Sara Quale, a spokesperson for Good Samaritan Hospital, the Intermountain affiliate the place he acquired the PET scan, wrote: “We sincerely regret the frustration this situation has caused Mr. McCullick,” noting that “we have been in consistent contact with him and will continue to follow up as needed.”
McCullick stated he desires to pay his justifiable share however remains to be making an attempt to determine what that’s — definitely lower than the completely different self-pay costs he’s been supplied, which all high $10,000. “The fluid nature of these numbers is mind blowing,” he wrote in an electronic mail.
As for Estrada, he was so offended that he determined to not go forward with the nerve ablation. While he was being prepped for the process, Estrada recalled, the doctor stated he had “heard he might sue” and chastised him for being a troublemaker. The hospital didn’t reply to a request for touch upon the allegations, and Estrada stated he had by no means threatened authorized motion.
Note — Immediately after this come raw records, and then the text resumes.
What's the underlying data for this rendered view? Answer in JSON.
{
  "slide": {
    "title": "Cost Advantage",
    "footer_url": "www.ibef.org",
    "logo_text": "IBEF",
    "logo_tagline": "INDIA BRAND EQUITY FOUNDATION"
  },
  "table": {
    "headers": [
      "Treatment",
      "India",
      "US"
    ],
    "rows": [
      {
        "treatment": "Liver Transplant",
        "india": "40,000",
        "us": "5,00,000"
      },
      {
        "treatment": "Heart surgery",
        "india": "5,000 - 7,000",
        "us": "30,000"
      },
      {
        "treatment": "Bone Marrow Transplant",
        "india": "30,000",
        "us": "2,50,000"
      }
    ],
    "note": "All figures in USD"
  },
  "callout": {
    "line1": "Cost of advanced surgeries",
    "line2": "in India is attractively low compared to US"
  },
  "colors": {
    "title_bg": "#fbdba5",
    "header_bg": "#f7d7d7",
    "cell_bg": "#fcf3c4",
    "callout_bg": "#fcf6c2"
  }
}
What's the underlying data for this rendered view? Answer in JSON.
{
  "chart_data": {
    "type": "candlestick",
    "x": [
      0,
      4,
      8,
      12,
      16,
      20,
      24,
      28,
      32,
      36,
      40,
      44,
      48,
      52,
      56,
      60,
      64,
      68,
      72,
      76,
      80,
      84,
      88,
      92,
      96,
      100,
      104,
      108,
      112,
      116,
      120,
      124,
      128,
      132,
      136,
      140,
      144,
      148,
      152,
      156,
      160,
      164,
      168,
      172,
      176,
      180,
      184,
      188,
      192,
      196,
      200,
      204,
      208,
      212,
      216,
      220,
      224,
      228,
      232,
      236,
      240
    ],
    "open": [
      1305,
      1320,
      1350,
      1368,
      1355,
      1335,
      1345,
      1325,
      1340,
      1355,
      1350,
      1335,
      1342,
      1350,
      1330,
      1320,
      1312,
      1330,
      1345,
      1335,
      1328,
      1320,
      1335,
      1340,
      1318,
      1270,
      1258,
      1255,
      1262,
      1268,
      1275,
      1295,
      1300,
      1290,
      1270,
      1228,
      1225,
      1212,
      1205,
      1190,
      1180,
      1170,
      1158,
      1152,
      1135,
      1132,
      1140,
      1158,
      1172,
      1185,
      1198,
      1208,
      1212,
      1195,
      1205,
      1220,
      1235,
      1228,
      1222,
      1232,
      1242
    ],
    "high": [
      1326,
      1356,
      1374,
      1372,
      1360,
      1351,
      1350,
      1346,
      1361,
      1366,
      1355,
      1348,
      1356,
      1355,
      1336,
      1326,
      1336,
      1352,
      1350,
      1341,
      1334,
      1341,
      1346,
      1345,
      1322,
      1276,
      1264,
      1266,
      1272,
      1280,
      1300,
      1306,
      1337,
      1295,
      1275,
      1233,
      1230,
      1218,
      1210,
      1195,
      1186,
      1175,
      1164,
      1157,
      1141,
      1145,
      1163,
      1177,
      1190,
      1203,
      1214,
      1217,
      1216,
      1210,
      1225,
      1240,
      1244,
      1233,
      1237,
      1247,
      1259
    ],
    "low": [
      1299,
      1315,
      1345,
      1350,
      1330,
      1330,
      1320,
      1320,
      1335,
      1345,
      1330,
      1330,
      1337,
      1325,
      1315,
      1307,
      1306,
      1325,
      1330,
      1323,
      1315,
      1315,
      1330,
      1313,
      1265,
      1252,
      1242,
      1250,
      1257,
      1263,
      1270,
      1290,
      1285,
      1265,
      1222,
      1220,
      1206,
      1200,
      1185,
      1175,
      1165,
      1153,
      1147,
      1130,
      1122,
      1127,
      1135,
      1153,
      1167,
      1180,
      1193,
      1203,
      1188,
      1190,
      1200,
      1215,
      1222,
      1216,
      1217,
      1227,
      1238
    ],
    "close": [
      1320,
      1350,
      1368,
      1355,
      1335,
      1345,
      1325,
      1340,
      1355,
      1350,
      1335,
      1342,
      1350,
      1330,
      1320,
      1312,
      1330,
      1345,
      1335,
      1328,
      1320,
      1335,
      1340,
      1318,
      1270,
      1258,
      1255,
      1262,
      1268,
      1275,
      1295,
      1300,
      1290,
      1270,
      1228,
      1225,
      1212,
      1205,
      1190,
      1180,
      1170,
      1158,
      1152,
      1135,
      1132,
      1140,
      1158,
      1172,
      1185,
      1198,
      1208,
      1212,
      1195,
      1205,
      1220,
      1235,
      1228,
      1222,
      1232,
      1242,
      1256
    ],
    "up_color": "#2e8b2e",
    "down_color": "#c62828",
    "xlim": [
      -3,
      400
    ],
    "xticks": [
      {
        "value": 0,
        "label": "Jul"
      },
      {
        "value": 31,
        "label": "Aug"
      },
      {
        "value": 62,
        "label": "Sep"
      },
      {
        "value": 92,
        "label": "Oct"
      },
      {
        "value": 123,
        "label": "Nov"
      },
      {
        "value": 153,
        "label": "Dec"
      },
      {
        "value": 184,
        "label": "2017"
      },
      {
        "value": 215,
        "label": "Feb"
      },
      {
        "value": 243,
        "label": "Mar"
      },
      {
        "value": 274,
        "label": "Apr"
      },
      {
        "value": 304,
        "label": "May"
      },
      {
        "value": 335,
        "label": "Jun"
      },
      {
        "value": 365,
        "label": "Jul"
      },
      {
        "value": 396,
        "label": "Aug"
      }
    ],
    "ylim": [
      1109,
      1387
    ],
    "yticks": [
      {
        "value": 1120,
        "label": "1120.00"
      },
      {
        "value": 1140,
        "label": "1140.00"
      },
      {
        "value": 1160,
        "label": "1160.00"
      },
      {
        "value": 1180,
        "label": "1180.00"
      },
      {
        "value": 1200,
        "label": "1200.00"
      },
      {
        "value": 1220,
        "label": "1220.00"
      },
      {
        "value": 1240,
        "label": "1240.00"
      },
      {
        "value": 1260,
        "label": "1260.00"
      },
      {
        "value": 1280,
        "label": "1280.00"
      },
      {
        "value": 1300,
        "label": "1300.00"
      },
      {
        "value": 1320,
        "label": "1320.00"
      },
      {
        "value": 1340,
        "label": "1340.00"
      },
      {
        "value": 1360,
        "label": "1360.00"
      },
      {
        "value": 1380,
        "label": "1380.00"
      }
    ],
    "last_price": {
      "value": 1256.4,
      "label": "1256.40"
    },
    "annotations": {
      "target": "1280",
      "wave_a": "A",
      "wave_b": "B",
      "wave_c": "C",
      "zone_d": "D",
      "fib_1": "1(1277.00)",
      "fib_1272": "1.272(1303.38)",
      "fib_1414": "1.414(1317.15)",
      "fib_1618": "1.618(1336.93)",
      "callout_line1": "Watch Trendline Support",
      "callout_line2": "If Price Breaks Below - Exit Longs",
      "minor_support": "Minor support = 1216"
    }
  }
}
Estrada acquired off the desk and put his shirt again on. “I’m not going to let this person put a big needle into my back.”
Bill of the Month is a crowdsourced investigation by KFF Health News and The Washington Post’s Well+Being that dissects and explains medical payments. Since 2018, this collection has helped many sufferers and readers get their medical payments diminished, and it has been cited in statehouses, on the U.S. Capitol, and on the White House. Do you’ve a complicated or outrageous medical invoice you need to share? Tell us about it!